Acto seguido Baltasar Garzón se va de caza a Jaén, con el ministro de Justicia de entonces, Mariano Fernández Bermejo. En la montería, coinciden sospechosamente con la fiscal Dolores Delgado y con el ya famoso comisario jefe de la Policía Judicial Juan Antonio González, que suele ocultar su identidad tras el acrónimo JAG. Como, más que de una operación anticorrupción, se trataba de una operación política de gran envergadura, tenían que preparar cuidadosamente la caza de miembros destacados del Partido Popular, entre los que irán apareciendo el eurodiputado Gerardo Galeote, el senador y Tesorero del partido Luis Bárcenas y Francisco Camps, que posteriormente, o no fueron citados por el Tribunal Superior de Justicia de Madrid, o fueron exculpados o declarados no culpables.
Permaneciendo aún incomunicados en el calabozo y sin tomar declaración a ninguno de los detenidos, se comenzaron a filtrar documentos desde el juzgado de Garzón a El País, con la clara intención de desacreditar mediáticamente al Partido popular. Se revelaron delictivamente al periódico del Grupo Prisa, secretos y conversaciones privadas, logradas mediante interceptación de llamadas y conversaciones privadas. Cegado de su obscena soberbia, se atreve a vulnerar conscientemente hasta las garantías constitucionales más elementales y ordena grabar las conversaciones entre varios de los imputados, que estaban en la cárcel por el caso Gürtel, y sus abogados.
Con anterioridad a estos hechos delictivos, Garzón había empezando a investigar formalmente los crímenes del franquismo y ordenó abrir varias fosas de la Guerra Civil, a pesar de la advertencia clara de la Fiscalía, indicándole que semejante caso escapaba a su competencia. Es evidente que Baltasar Garzón se extralimitó puniblemente en el caso de las escuchas en el caso Gürtel y también en la investigación de los crímenes del franquismo. Esto dio lugar a sendas querellas por presunta prevaricación, una de ellas del abogado Ignacio Peláez, perjudicado con la grabación las conversaciones con su defendido implicado en el Gürtel; y la otra del Sindicato Manos Limpias por investigar la represión franquista sin tener competencia para ello.

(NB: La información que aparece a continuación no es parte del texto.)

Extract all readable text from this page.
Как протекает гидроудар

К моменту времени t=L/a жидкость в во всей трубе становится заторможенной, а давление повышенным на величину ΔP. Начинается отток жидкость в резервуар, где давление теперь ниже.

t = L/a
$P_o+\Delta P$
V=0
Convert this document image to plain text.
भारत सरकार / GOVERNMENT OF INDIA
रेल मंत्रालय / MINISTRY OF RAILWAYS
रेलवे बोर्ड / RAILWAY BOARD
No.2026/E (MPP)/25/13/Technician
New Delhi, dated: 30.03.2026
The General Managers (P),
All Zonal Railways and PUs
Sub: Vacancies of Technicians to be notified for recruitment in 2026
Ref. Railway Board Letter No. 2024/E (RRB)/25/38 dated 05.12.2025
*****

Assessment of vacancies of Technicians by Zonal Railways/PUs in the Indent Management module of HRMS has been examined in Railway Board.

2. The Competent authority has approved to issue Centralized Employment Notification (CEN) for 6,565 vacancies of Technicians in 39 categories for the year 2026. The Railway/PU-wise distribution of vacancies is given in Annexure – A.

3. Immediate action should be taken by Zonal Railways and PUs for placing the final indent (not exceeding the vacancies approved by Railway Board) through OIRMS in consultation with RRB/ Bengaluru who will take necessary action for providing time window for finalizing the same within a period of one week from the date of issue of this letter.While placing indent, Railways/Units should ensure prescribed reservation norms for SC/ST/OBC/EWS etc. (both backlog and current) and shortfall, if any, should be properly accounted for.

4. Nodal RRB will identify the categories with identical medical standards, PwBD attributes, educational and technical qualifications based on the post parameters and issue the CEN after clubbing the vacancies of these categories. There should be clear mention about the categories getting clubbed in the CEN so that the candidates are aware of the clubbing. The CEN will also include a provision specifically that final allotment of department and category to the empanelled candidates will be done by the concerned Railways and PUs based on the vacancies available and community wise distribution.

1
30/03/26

Ambas querellas fueron admitidas a trámite por la Sala de lo Penal del Tribunal Supremo de España, acordando la apertura de juicio oral en ambas causas. Esto determinó que el Consejo General del Poder Judicial suspendiera cautelarmente a Garzón por las escuchas ilegales primero y después por su decisión de declararse competente para investigar los crímenes de la dictadura de Franco. Además de en estos dos casos, tendrá que sentarse una tercera vez en el banquillo de los acusados, acusado de cohecho impropio por los cobros durante su estancia en Nueva York.
Llama la atención que un juez como Baltasar Garzón, después de estar en el ajo durante tantos años, no crea en la Justicia. Eso indica al menos su manifiesta desconfianza hacía tantos jueces del Tribunal Supremo. No cree en su imparcialidad y, por eso, esas sonadas recusaciones de la mayor parte de los magistrados que debían juzgarle. Y a pesar de conseguir que le aceptaran la recusación de cinco de los siete jueces designados para juzgarle, por previsible falta de imparcialidad objetiva, sigue con sus suspicacias y tremendamente receloso del comportamiento de los que, al final, le van a juzgar.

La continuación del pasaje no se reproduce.